Not every stream supports all features. Some streams are read-only, forward-only constructs that don't support writing or seeking. Other streams support all possible features. The features available to you depend on the type of stream you use. Because Stream itself is abstract, you must create an instance of one of its derived classes. .NET defines several useful streams ready for your use:

  • FileStream. The FileStream object lets you access the content of a file using the basic methods of the generic Stream class. FileStream objects support reading, writing, and seeking, although if you open a read-only file, you won't be able to write to it.

  • MemoryStream. A stream based on a block of raw memory. You can create a memory stream of any size, and use it to temporarily store and retrieve any data.

  • NetworkStream. This class abstracts data coming over a network socket. Whereas most of the derived stream classes reside in System.IO, this class sits in System.Net.Sockets.

  • BufferedStream. Adds buffering support to a stream to improve performance on streams with latency issues. You wrap a BufferedStream object around another stream to use it.

  • CryptoStream. This stream allows you to attach a cryptographic service provider to it, resulting in encrypted output from plain input, or vice versa. Chapter 11, "Security," includes examples that use this type of stream.

  • DeflateStream and GZipStream. Lets you use a stream to compress or decompress data as it is processed, all using standard compression algorithms.

Streams are useful on their own, but you can also combine streams so that an incoming network stream can be immediately encrypted, compressed, and stored in a block of stream memory.

Using a Stream

Using a stream is simple; first you create it, and then you start reading and writing bytes left and right. Here's some sample code I wrote that moves data into and out of a memory stream. It's loosely based on the code you'll find in the MSDN documentation for the MemoryStream class.

' ----- The Stream, or There and Back Again.
Dim position As Integer
Dim memStream As IO.MemoryStream
Dim sourceChars As Byte()
Dim destBytes As Byte()
Dim destChars As Char()
Dim asUnicode As New System.Text.UnicodeEncoding()

' ----- Create a memory stream with room for 100 bytes.
memStream = New IO.MemoryStream(100)

' ----- Convert the text data to a byte array.
sourceChars = asUnicode.GetBytes( _
   "This is a test of the emergency programming system.")

   ' ----- Store the byte-converted data in the stream.
   memStream.Write(sourceChars, 0, sourceChars.Length)

   '  ----- The position is at the end of the written data.
   '        To read it back, we must move the pointer to
   '        the start again.
   memStream.Seek(0, IO.SeekOrigin.Begin)

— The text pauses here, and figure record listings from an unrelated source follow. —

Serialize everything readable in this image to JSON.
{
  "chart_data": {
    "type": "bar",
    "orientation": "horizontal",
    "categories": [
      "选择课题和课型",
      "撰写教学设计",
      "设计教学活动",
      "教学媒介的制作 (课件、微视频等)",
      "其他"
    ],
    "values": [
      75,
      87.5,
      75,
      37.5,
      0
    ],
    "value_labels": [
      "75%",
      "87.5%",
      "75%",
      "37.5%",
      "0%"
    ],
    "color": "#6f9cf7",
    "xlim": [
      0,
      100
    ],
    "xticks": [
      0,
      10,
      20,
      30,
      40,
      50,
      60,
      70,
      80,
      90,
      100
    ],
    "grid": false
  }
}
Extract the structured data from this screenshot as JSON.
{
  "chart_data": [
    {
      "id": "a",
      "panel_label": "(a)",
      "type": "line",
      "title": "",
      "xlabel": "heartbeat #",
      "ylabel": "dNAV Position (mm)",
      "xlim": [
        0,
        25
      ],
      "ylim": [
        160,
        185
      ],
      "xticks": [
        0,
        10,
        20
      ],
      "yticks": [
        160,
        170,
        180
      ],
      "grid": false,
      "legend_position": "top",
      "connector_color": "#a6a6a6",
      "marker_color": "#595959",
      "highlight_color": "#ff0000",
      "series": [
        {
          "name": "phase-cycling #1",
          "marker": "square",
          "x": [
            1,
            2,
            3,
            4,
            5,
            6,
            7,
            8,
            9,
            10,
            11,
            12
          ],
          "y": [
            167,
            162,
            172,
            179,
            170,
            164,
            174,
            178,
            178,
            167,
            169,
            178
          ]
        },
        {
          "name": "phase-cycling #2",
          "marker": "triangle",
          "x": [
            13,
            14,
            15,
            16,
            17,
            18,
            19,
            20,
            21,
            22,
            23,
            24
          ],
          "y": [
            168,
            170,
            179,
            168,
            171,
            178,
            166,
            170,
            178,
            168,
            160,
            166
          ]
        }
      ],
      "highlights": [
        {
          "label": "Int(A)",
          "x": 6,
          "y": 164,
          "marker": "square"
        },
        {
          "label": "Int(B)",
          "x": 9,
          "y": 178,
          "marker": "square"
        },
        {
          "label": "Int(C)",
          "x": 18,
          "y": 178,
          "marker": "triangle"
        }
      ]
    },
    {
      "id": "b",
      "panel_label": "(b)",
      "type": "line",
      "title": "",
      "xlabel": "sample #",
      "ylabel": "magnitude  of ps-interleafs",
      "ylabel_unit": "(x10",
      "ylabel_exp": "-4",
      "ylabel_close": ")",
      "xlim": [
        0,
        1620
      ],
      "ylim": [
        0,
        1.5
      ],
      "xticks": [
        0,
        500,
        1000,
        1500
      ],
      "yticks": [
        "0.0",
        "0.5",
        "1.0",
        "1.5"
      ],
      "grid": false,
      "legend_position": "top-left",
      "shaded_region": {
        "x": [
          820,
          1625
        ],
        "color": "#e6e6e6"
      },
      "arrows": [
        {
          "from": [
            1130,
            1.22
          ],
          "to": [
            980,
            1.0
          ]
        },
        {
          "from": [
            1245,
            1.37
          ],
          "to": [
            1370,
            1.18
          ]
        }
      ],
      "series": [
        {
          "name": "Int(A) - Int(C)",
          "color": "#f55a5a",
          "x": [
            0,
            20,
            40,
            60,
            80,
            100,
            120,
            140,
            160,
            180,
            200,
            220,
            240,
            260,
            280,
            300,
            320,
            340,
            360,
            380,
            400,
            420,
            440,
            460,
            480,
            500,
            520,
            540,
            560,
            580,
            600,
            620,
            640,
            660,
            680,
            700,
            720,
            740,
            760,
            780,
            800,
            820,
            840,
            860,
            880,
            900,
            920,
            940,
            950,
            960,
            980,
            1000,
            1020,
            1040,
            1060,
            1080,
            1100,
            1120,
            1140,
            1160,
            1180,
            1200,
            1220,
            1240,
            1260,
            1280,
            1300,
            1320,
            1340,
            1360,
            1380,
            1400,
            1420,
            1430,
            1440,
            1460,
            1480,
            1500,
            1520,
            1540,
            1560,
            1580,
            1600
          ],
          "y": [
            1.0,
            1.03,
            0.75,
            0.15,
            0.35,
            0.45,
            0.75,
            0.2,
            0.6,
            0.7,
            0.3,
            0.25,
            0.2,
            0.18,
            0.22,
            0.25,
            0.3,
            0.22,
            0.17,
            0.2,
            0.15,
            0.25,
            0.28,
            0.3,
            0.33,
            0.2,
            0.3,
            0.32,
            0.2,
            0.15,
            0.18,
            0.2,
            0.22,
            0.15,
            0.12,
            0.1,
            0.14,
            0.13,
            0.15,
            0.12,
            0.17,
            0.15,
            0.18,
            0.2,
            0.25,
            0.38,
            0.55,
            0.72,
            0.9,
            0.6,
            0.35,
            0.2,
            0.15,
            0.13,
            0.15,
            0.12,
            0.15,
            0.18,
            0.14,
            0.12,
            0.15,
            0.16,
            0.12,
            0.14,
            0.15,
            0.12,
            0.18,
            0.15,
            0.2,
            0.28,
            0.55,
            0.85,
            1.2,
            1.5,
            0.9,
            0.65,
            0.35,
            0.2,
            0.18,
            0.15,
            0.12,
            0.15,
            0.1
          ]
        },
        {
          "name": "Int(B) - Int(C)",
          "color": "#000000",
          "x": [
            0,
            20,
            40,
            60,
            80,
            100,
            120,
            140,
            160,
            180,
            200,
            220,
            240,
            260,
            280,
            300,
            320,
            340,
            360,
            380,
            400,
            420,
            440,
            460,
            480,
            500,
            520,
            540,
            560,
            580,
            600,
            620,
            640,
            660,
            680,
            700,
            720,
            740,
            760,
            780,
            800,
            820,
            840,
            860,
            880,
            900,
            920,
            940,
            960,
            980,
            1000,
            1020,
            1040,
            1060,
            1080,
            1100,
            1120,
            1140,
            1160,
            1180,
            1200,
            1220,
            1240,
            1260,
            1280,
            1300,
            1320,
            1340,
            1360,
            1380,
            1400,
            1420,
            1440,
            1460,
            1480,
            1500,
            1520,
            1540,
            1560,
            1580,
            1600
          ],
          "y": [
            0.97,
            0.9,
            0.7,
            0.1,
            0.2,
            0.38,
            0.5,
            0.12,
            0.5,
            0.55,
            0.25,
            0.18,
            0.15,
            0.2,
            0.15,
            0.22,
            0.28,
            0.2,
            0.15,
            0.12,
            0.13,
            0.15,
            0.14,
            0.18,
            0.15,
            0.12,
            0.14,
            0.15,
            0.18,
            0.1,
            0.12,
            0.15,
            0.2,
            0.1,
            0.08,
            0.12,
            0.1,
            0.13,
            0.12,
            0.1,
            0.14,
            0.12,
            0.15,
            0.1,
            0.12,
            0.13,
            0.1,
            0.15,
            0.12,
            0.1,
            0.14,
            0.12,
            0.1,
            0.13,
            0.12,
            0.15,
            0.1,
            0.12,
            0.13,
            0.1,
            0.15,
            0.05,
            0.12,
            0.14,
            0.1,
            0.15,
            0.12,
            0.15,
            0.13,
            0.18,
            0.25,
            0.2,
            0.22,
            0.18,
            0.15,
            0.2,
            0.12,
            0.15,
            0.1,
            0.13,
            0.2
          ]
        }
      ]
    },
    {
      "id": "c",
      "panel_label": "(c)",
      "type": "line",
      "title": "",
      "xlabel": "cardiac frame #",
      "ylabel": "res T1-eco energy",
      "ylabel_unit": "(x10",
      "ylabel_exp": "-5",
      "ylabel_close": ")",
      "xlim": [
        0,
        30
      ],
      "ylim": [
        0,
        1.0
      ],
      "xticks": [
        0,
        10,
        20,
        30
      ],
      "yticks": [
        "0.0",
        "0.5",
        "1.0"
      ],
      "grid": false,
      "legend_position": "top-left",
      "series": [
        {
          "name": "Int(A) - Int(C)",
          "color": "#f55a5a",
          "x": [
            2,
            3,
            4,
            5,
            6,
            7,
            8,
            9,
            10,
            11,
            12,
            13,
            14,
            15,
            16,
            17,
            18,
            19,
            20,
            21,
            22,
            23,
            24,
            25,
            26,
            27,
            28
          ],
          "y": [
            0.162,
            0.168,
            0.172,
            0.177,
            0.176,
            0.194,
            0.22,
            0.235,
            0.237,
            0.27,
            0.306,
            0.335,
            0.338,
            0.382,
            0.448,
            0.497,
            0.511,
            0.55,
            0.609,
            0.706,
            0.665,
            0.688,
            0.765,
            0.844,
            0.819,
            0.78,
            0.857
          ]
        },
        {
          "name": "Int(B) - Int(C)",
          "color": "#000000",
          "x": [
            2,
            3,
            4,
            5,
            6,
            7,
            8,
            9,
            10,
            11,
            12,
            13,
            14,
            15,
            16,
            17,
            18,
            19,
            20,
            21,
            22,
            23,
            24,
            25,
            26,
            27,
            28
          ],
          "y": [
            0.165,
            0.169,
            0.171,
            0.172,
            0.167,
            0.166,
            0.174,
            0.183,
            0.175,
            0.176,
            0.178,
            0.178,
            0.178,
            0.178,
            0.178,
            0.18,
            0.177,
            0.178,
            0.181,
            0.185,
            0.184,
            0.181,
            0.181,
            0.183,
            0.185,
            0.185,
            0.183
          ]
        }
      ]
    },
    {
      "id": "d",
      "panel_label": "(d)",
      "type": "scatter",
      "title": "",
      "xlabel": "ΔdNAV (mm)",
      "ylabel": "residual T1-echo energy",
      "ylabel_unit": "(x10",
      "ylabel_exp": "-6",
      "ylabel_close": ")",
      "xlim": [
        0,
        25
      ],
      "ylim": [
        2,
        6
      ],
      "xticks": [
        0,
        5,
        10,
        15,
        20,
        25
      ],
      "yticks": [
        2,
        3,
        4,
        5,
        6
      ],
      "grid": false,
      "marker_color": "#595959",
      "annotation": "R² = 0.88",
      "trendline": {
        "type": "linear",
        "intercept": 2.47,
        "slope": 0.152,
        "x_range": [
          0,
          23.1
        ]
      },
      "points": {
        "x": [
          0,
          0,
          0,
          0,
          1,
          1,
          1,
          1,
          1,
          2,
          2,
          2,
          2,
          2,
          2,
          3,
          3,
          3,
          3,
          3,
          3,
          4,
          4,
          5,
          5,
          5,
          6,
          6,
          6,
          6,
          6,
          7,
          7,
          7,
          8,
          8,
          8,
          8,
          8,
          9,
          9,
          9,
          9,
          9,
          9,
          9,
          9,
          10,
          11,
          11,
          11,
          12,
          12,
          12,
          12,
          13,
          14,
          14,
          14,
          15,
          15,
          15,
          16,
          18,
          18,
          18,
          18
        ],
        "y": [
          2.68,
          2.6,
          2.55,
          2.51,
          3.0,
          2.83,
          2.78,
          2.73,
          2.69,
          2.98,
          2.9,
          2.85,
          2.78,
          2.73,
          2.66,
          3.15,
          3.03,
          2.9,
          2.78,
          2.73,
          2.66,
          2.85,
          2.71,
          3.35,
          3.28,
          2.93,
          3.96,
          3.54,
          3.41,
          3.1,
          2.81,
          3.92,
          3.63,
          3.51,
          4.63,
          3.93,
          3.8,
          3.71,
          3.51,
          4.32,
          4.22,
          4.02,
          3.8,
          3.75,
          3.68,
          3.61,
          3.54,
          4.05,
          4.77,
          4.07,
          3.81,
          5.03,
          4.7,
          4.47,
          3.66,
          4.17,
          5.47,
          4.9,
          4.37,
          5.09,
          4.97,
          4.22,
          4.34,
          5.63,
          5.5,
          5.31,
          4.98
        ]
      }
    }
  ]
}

   ' ----- Read a chunk of the text/bytes at once.
   destBytes = New Byte(CInt(memStream.Length)) {}
   position = memStream.Read(destBytes, 0, 25)

   ' ----- Get the remaining data one byte at a time,
   '       just for fun.
   While (position < memStream.Length)
      destBytes(position) = CByte(memStream.ReadByte())
      position += 1
   End While

   ' ----- Convert the byte array back to a set of characters.
   destChars = New Char(asUnicode.GetCharCount( _
      destBytes, 0, position)) {}
   asUnicode.GetDecoder().GetChars(destBytes, 0, _
      position, destChars, 0)

   ' ----- Prove that the text is back.
End Try

The comments hopefully make the code clear. After creating a memory stream, I push a block of text into it, and then read it back out. (The text stays in the stream; reading it did not remove it.) Actually, the stream code is pretty simple. Most of the code deals with conversions between bytes and characters. If it looks overly involved, that's because it is.

Beyond Stream Bytes

For me, all that converting between bytes and characters is for the birds. When I write business applications, I typically deal in dates, numbers, and strings: customer names, order dates, payment amounts, and so on. I rarely have a need to work at the byte level. I sure wish there was a way to send this byte stuff down a programming stream of its own so I wouldn't have to see it anymore.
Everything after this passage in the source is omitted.